September 23, 2019

Create || Tips For Selling Arts & Crafts Online


Create || Collaborative Post

Having a creative outlet has without a doubt had a huge impact on my life, and if you're artsy too, you may well be looking at ways to turn your own creative hobby into a business. Making money from your own creations is hugely satisfying, but it's not without it's downsides. Quite often getting our prices right can be tricky, but marketing yourself and self motivating when things go quiet can be a struggle too. Since starting my Etsy store, I've learnt a lot about the things I need to do to get going, so I'll be putting everything I've picked up into my shop from now on to get the best out of my listings as well as getting my items out there to the people that need to see them. I thought I'd share five of the top tips I've learnt along the way that will help get your business off to the right start too.

Don't rush in - build your BRAND


Before you get cracking selling your items and setting up shops, it's important to slow down and think about your brand first. Coming up with a company name can be hard, but just think of something that reflects you and what you do, but gives you the opportunity to expand your product line in future. For example, don't call yourself 'Mary's knitted dogs' if at some point you may want to sell knitted clothing or paintings. Getting creative can open up all kinds of doors and inspire us for much more, so coming up with a brand that can grow with you is always a good idea. Make yourself a simple logo, some colours that you can use through your products and listings to build your brand and think about what you and your business are all about, such as Eco friendly goods, real wool, alternative fashion, graphic design etc and make sure this is clear in your branding.




Research BEFORE you list your products


Do a bit of research to see what other brands like yours are doing, how much they charge and how they market themselves, to give you an idea of how you'd like to move forward. As with most things, it's easier to take your time and get it right than change later on down the line. Look at some successful stores and note what they are doing differently that makes them stand out, how they list their products and what you first notice when you see their listings. Is it their stunning product photography? Their witty listing comments? Their colourful branding? You need to work out what you love, so you can create your perfect brand. SEO is very important when it comes to sales, so you need to carefully consider your words, using only terms people will search for that will lead them to your shop or product. 
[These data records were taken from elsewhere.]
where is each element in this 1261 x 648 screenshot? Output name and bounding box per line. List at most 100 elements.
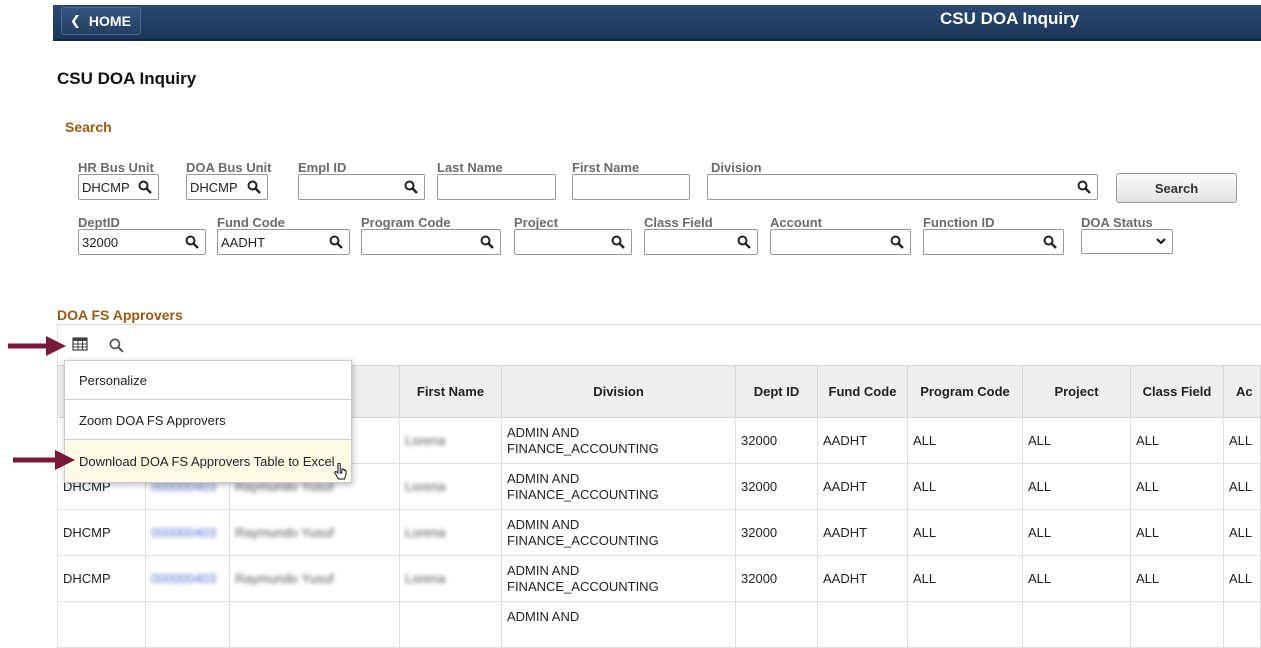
search-icon[interactable] (109, 338, 124, 353)
project-input[interactable] (514, 229, 632, 255)
arrow-icon (8, 336, 66, 356)
cell-empl-id (145, 601, 230, 648)
project-label: Project (514, 215, 559, 230)
search-icon[interactable] (185, 235, 199, 249)
column-header-program-code[interactable]: Program Code (907, 365, 1023, 418)
cell-dept-id: 32000 (735, 509, 818, 556)
app-title: CSU DOA Inquiry (940, 9, 1080, 28)
cell-program-code (907, 601, 1023, 648)
cell-project: ALL (1022, 417, 1131, 464)
empl-id-input[interactable] (298, 174, 425, 200)
search-button[interactable]: Search (1116, 173, 1237, 203)
cell-name: Raymundo Yusuf (229, 555, 400, 602)
cell-class-field: ALL (1130, 463, 1224, 510)
top-banner: ❮ HOME CSU DOA Inquiry (53, 5, 1261, 41)
chevron-down-icon (1156, 238, 1166, 245)
cell-account: ALL (1223, 417, 1261, 464)
empl-id-label: Empl ID (298, 160, 347, 175)
cell-division: ADMIN AND FINANCE_ACCOUNTING (501, 463, 736, 510)
grid-action-menu: Personalize Zoom DOA FS Approvers Downlo… (64, 360, 352, 483)
program-code-input[interactable] (361, 229, 501, 255)
cell-program-code: ALL (907, 555, 1023, 602)
home-label: HOME (88, 13, 131, 29)
cell-account: ALL (1223, 463, 1261, 510)
column-header-division[interactable]: Division (501, 365, 736, 418)
cell-fund-code: AADHT (817, 463, 908, 510)
search-icon[interactable] (480, 235, 494, 249)
search-section-heading: Search (65, 119, 112, 135)
last-name-input[interactable] (437, 174, 556, 200)
search-icon[interactable] (247, 180, 261, 194)
fund-code-value: AADHT (221, 235, 266, 250)
division-input[interactable] (707, 174, 1098, 200)
doa-status-select[interactable] (1081, 229, 1173, 254)
cell-dept-id: 32000 (735, 463, 818, 510)
dept-id-input[interactable]: 32000 (78, 229, 206, 255)
page-title: CSU DOA Inquiry (57, 69, 197, 88)
cell-fund-code: AADHT (817, 417, 908, 464)
cell-class-field: ALL (1130, 555, 1224, 602)
cell-division: ADMIN AND FINANCE_ACCOUNTING (501, 509, 736, 556)
doa-status-label: DOA Status (1081, 215, 1153, 230)
hr-bus-unit-input[interactable]: DHCMP (78, 174, 159, 200)
table-row: DHCMP 000000403 Raymundo Yusuf Lorena AD… (57, 555, 1261, 602)
search-icon[interactable] (1043, 235, 1057, 249)
cell-dept-id: 32000 (735, 555, 818, 602)
cell-first-name: Lorena (399, 417, 502, 464)
cell-class-field: ALL (1130, 509, 1224, 556)
cell-fund-code: AADHT (817, 509, 908, 556)
fund-code-input[interactable]: AADHT (217, 229, 350, 255)
cell-project: ALL (1022, 509, 1131, 556)
class-field-input[interactable] (644, 229, 758, 255)
search-icon[interactable] (1077, 180, 1091, 194)
home-button[interactable]: ❮ HOME (61, 7, 141, 35)
search-icon[interactable] (611, 235, 625, 249)
search-icon[interactable] (737, 235, 751, 249)
column-header-account[interactable]: Ac (1223, 365, 1261, 418)
function-id-label: Function ID (923, 215, 995, 230)
account-input[interactable] (770, 229, 911, 255)
table-row: DHCMP 000000403 Raymundo Yusuf Lorena AD… (57, 509, 1261, 556)
hand-cursor-icon (334, 463, 347, 480)
divider (57, 324, 1261, 325)
menu-item-zoom[interactable]: Zoom DOA FS Approvers (65, 401, 351, 440)
search-icon[interactable] (138, 180, 152, 194)
cell-empl-id[interactable]: 000000403 (145, 555, 230, 602)
cell-project: ALL (1022, 555, 1131, 602)
column-header-fund-code[interactable]: Fund Code (817, 365, 908, 418)
cell-first-name (399, 601, 502, 648)
cell-account: ALL (1223, 555, 1261, 602)
search-icon[interactable] (329, 235, 343, 249)
cell-name (229, 601, 400, 648)
class-field-label: Class Field (644, 215, 713, 230)
cell-class-field (1130, 601, 1224, 648)
table-row: ADMIN AND (57, 601, 1261, 648)
account-label: Account (770, 215, 822, 230)
cell-account: ALL (1223, 509, 1261, 556)
search-icon[interactable] (404, 180, 418, 194)
cell-project: ALL (1022, 463, 1131, 510)
doa-bus-unit-input[interactable]: DHCMP (186, 174, 268, 200)
first-name-input[interactable] (572, 174, 690, 200)
grid-settings-icon[interactable] (72, 337, 88, 351)
menu-item-personalize[interactable]: Personalize (65, 361, 351, 400)
cell-division: ADMIN AND (501, 601, 736, 648)
cell-division: ADMIN AND FINANCE_ACCOUNTING (501, 417, 736, 464)
column-header-project[interactable]: Project (1022, 365, 1131, 418)
column-header-first-name[interactable]: First Name (399, 365, 502, 418)
column-header-dept-id[interactable]: Dept ID (735, 365, 818, 418)
column-header-class-field[interactable]: Class Field (1130, 365, 1224, 418)
function-id-input[interactable] (923, 229, 1064, 255)
cell-empl-id[interactable]: 000000403 (145, 509, 230, 556)
first-name-label: First Name (572, 160, 640, 175)
hr-bus-unit-value: DHCMP (82, 180, 130, 195)
search-icon[interactable] (890, 235, 904, 249)
cell-bus-unit: DHCMP (57, 509, 146, 556)
cell-fund-code (817, 601, 908, 648)
doa-bus-unit-label: DOA Bus Unit (186, 160, 272, 175)
cell-program-code: ALL (907, 417, 1023, 464)
cell-class-field: ALL (1130, 417, 1224, 464)
menu-item-download-excel[interactable]: Download DOA FS Approvers Table to Excel (65, 441, 351, 482)
fund-code-label: Fund Code (217, 215, 285, 230)
cell-account (1223, 601, 1261, 648)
Take GREAT product photos (or fake it!)


Without a doubt, having great photos of you products is the absolute key for success in selling arts & crafts. We need to think about lighting, backgrounds, close ups and anything that shows your products scale, as well as the true colours and maybe even what it could look like on if its clothing or in situ for things like sculptures. For my art work I use mock ups to show how my work would look in  a simple scene, such as framed on a desk or wall. I try and mix up my mock up images to reflect the image, such as a child's nursery or office, to give people an idea of how good my work will look in their homes. There are many services out there that will create your t-shirt mockup or scene for you, or you could create them yourself using your own home and camera.


T-Shirt Mock-Up example image 1


Utilise social media!


When it comes to selling arts & crafts, social media is the greatest asset we have for cheap or even free advertising reaching exactly those people we need to see our products - our potential customers. Instagram is by far my favourite when it comes to selling arts & crafts due to the visual emphasis of the app, but likewise Facebook and Twitter can be great too depending on what you sell. Twitter feeds change quickly, so you need to use those hashtags and post bold striking images that will grab people's attention as they scroll through. Facebook is pretty similar, though it has the added bonus of groups which guarantee that your post will be shared to those within it. You could set up a group relevant to your creations - for example if you make Eco friendly house wares, you could start an Eco friendly home group, posting to people that will be in the market to buy your products. Instagram is a great way to really show off the beauty of our products, as well as having brilliant aspects such as 'stories' where we can share the creative process as well as a little about us makers. People love to know about people and knowing the person behind the products can work really well in marketing your goods. It's free to start up accounts and you can add a logo, website link to your shop and as many pictures of your work as you wish. When uploading pictures, decide if you'd like to follow a theme or have any kind of pattern to your posts. There are lots of things that draw people in to following you, so perhaps think about what you like about your favourite brands and see what aspects you could use to represent you.




Value your products & time


The hardest thing when it comes to selling our own creations is getting the pricing right. We don't want to scare people away with high prices, but we do need to cover our costs and make some profit on top. Before pricing, you need to consider;

How much it costs to make
How much your listing/PayPal fees will be
How much profit you'd like to make
What you competitors are charging

Although we don't need to undercut our competitors, it's always good to know what similar products are going for. If your products look the same but are made better, are made of higher quality materials or will be longer lasting, you need to make this clear with your photography and listing details. You need to value the time your spending on your products as well as your talent, so don't be disheartened if sales are slow to start with as it can take a while to build a decent customer base with so much competition out there.